Konyaaltı Kent Meydanı
Antalya’da en çok tartışılan meydanlardan birisi de Konyaaltı Kent meydanı..
Eleştiri için tutturdukları tek yerde Kokoreççi …
Aslında Kokoreçciyi dert edinecek birisi varsa. Gazeteciler değil, SeaLife otelinin sahipleri.
Mis gibi bağırsak kokusunun otelin odalarına boca olması başka,
Adamlar Antalya’nın marka otellerinden birisi ile yaka paça güç mücadelesi yapıyorlar.
Eskiden şöyle tarif edilirdi yol;
Sealife otelinden sağa dön…
Şimdi;
Kokoreççi Hilmi’den sağa dön….
Otel de adresini bugünlerde Kokoreçci Hilminin karşısında diye veriyormuş!
….
Sahilin içler acısı durumu karşısında Muhittin Böcek’in kent meydanı oldu millete Piazza San Pietro….!
Sahildeki Pazar çadırlarının fevkalade çirkinliği, büfeler ve tuvaletlerin dökülüyor olması Konyaaltı kent meydanının gelen gidenini artırdı.
…
Ben oldum olası sevmem akşam elini kıçına koyup insanların toplandığı yerlere gitmeyi.
Çocukken de sevmedim, gençliğimde de şimdi de…
Öykünün paten sevdası yolumuzu Konyaaltı kent meydanına düşürdü.
Birkaç gün önce de savgili Dursun Gündoğdu ve Bülent Ecevit ile meydandan geçmiş eleştirmiştik…
……
Kent meydanları kamusal alanlardır.
Sosyal, kültürel, siyasal ve ticari amaçlar için kullanılır.

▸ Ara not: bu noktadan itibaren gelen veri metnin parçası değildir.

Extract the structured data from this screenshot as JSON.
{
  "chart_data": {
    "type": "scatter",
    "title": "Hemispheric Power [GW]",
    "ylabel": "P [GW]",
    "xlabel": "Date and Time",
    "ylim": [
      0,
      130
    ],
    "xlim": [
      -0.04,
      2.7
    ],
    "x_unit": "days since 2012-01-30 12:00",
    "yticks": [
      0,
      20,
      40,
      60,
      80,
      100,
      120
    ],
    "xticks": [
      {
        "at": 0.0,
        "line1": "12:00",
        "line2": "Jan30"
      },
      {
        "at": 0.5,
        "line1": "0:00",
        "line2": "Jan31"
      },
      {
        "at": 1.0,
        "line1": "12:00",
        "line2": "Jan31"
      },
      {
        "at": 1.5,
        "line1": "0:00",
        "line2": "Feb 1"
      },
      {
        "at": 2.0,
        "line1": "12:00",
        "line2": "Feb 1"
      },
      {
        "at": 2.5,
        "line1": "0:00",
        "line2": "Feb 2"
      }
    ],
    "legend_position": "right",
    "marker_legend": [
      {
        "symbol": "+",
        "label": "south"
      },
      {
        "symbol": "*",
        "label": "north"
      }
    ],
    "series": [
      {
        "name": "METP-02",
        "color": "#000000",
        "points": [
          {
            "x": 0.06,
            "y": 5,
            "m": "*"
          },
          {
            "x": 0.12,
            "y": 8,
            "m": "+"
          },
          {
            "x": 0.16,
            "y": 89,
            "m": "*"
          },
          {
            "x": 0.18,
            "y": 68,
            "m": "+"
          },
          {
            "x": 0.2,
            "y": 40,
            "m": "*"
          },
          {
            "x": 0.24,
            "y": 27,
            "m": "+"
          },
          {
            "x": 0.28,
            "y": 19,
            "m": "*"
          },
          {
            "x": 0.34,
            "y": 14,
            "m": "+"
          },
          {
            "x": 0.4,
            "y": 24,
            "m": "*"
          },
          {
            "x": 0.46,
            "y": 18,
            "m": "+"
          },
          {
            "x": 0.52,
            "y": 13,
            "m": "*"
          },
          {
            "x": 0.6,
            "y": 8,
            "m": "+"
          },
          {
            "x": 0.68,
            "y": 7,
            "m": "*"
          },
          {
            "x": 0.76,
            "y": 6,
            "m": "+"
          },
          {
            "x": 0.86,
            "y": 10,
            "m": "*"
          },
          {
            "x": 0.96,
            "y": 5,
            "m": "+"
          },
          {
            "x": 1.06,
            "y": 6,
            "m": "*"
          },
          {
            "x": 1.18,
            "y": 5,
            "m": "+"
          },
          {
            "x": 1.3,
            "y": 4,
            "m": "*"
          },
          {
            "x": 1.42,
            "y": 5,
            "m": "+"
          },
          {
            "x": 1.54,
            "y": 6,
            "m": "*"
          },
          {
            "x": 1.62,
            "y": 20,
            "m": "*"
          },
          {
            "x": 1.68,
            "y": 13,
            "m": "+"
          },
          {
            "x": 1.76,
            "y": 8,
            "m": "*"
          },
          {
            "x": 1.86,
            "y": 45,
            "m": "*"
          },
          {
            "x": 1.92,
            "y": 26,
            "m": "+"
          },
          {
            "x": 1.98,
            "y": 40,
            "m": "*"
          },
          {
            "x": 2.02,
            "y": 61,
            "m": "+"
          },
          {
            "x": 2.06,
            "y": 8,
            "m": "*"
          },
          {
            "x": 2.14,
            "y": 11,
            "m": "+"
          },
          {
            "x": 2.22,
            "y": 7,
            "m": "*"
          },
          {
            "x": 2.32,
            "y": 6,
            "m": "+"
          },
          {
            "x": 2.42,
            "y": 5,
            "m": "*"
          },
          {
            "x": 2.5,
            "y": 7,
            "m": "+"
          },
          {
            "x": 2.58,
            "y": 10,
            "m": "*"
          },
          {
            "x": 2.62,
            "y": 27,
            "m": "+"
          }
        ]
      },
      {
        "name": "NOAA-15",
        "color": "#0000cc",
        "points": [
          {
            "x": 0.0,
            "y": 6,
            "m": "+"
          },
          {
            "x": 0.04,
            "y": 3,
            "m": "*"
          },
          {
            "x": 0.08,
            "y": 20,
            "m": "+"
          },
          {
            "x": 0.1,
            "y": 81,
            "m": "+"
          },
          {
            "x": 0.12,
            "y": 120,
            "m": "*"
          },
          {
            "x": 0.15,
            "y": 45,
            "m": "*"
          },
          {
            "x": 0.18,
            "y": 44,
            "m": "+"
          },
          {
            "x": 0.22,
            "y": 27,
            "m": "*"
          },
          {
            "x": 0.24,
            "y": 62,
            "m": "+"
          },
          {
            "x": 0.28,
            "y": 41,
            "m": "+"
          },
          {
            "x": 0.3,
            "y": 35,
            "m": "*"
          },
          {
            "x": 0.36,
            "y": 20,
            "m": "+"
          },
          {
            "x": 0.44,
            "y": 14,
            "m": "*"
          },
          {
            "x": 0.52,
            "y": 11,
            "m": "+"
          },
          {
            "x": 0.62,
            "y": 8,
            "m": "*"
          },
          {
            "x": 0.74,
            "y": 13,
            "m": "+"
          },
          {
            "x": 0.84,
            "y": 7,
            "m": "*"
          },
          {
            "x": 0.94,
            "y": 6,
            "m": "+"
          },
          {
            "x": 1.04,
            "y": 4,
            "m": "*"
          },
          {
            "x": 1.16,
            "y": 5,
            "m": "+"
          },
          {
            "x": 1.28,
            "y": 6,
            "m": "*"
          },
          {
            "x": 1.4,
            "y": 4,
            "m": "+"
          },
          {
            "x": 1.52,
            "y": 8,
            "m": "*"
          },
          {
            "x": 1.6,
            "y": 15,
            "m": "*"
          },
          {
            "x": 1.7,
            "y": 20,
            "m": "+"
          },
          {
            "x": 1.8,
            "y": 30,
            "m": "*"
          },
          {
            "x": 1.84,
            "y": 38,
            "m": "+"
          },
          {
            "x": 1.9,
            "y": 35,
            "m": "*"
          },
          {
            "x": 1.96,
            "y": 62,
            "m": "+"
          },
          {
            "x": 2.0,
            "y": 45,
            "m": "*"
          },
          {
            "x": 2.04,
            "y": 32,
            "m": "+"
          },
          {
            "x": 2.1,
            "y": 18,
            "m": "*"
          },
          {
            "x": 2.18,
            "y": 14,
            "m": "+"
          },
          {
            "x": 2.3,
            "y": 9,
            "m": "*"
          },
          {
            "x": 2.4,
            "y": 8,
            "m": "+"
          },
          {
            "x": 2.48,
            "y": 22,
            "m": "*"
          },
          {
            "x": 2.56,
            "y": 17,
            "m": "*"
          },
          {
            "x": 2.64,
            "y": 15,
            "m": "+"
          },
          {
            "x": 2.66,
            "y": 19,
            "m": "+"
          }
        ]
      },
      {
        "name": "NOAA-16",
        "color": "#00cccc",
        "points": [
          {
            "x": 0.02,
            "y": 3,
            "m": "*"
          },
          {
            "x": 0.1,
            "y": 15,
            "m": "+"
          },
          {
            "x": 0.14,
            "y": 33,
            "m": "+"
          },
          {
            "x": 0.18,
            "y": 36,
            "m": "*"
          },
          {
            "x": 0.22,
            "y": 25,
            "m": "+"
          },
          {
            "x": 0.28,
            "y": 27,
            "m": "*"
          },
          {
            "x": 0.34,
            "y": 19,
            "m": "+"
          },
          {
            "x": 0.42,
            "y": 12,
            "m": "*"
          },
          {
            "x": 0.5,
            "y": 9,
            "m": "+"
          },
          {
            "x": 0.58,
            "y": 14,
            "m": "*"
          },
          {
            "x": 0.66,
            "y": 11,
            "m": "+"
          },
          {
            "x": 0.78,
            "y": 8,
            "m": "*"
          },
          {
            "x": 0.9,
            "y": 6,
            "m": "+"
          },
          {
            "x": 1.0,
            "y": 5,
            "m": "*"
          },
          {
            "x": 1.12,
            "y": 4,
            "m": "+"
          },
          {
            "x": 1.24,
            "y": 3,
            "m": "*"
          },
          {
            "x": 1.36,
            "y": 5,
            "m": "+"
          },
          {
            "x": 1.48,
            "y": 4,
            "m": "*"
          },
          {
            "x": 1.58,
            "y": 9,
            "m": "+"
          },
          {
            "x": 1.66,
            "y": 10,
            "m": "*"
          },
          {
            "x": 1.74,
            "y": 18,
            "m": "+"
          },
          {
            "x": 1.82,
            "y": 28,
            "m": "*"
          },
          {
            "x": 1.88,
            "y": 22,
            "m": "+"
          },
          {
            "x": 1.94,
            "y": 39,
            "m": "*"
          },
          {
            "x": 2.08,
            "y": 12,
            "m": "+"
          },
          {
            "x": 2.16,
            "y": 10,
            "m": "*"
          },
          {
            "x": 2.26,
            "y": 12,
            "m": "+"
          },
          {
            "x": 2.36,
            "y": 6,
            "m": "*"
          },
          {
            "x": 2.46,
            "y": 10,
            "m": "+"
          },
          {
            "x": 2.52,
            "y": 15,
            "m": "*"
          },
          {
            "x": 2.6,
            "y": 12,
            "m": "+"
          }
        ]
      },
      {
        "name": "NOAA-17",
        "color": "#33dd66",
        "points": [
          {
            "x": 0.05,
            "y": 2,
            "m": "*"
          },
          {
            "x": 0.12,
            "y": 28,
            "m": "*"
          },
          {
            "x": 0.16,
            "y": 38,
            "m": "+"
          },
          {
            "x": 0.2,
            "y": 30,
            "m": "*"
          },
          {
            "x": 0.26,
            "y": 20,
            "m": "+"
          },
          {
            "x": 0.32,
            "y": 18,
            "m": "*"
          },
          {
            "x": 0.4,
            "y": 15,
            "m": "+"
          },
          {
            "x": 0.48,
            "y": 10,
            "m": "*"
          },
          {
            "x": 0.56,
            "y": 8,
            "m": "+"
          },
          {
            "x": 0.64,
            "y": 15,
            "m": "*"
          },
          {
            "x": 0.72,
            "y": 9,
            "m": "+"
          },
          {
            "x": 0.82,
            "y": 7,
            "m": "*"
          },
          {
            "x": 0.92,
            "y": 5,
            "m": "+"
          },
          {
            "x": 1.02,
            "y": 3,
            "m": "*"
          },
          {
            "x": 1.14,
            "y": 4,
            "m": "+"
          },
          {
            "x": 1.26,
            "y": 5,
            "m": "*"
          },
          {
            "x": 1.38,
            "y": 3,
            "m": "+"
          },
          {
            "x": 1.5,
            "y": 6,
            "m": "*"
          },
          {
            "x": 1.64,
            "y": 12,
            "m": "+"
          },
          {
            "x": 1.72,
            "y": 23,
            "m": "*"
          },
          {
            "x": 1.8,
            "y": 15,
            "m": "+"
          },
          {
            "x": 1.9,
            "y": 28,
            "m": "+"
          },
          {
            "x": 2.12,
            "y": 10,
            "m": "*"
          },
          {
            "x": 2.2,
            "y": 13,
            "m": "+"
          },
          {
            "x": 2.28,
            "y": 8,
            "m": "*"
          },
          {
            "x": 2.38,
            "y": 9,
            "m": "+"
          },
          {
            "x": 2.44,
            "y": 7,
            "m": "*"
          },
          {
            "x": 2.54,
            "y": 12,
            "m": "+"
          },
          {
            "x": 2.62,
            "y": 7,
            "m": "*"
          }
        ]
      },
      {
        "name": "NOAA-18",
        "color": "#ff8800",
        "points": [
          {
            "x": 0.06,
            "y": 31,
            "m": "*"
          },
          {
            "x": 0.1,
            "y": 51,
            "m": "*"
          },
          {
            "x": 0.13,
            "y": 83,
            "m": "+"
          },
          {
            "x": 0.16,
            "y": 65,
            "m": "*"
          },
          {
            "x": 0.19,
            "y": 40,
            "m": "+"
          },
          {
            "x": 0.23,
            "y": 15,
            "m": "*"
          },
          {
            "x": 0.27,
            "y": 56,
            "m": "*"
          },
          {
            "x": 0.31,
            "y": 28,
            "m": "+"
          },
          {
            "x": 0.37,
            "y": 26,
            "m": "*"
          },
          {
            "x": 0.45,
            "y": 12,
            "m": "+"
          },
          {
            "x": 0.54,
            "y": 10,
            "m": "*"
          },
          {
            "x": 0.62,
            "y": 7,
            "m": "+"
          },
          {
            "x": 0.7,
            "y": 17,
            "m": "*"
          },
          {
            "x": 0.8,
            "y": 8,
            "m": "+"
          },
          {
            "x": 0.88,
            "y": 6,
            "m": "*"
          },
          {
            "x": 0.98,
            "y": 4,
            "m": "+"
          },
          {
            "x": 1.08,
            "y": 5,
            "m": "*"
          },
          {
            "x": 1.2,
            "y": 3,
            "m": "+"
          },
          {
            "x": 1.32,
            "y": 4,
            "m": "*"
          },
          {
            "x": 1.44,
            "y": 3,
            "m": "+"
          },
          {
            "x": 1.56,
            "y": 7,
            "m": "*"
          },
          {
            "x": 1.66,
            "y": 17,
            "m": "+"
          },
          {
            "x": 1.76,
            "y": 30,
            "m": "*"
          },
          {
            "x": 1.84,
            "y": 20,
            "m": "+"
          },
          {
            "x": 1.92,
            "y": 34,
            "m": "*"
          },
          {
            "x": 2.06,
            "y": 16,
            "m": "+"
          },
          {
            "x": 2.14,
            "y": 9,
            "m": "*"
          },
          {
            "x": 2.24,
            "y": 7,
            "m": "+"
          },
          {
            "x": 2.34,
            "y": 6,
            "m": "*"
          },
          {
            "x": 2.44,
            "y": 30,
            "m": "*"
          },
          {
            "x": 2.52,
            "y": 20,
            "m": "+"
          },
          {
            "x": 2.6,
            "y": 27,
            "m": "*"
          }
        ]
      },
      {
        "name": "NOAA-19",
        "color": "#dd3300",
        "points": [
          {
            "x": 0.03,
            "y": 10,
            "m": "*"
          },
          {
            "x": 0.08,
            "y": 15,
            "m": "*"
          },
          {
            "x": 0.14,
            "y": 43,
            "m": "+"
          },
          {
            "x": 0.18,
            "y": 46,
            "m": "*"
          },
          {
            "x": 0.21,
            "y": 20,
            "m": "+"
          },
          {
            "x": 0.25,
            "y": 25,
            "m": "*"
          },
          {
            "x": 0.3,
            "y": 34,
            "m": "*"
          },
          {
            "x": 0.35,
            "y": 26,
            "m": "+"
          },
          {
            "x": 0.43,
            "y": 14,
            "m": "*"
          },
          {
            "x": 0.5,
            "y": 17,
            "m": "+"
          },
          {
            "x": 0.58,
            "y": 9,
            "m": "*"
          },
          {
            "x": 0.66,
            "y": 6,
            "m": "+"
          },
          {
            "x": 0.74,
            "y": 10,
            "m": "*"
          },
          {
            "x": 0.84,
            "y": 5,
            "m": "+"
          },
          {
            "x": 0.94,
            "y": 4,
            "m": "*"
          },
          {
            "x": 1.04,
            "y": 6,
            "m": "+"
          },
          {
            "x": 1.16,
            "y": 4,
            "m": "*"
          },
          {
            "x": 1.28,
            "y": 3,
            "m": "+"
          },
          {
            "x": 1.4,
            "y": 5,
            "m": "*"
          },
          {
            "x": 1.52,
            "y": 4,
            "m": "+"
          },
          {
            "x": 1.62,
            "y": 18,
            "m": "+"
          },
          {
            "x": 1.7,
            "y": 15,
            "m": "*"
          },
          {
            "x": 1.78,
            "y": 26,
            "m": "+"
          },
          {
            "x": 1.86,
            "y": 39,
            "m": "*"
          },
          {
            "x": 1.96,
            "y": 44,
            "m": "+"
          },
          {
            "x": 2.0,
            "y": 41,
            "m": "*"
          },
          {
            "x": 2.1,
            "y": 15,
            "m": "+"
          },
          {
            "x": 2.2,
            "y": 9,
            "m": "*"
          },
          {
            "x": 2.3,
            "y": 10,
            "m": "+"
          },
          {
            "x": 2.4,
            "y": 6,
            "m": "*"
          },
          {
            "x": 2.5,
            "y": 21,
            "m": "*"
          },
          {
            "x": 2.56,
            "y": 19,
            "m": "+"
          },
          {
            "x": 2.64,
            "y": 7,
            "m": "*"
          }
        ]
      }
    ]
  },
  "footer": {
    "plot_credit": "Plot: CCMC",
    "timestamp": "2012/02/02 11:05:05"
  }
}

Konyaaltı Kent meydanını buna uydurduk.
Siyasetçisi çıkıyor konuşuyor, sanatçısı konser veriyor, kokoreççisi dükkanı açıyor…
Şaka!...
İki saat oturduk Konyaaltılılar halinden memnun.
Gecenin bir yarısı evinde dört duvardan sıkılan kendini meydana atmış.
Çocuklar, seyyar satıcılar, bisiklete binenler, aşıklar, dedeler, neneler…
Slip donuyla gelen kürt’ü de var, sıkmabaş gelen Konyalısı da.
Güneşin battığından habersiz gözlükleriyle oturan çaçaro lazıda var. Roberts Cafe’de çekirdek çitleyeni de…
Belki biraz, ticari mekanların meydanın ortasına doğru yayılmalarına müdahale etmek gerek.
Kokoreççinin bağırsak satışlarının yanı sıra Nargilecilik yapmasına da.
Donkişot çalışıyor mu yoksa kapatıyor mu bilinmiyor.
Yanındaki bombalanmış gibi duran bina perili köşk gibi neden duruyor.
Ya yıkın ya yapın…
Denize nazır betonlar dökülmüş üstüne muhtemelen bankacıları oturtacaklar(!) demirlerin ucu ortada.
Yapmayın!
Yani, denizin manzarasını kesmeyin, rüzgarını engellemeyin…
Bir de geyik var. Boynuzları kırık geyik…
Nerden indi geldi bilinmez ama ya tamir edin ya da yakında o kırık boynuzlarda millet donunu kurutur.
Ve ne yazık ki Atatürk …!
Bu günlerde çok yalnız bıraktık.
En çok ihtiyacımız olduğu bu günlerde keşke daha yakınımızda bir yerde olsaydı.
Çok uzaklarda kaldı.
….
Her şeye rağmen Konyaaltı Kent meydanı hoşuma gitti.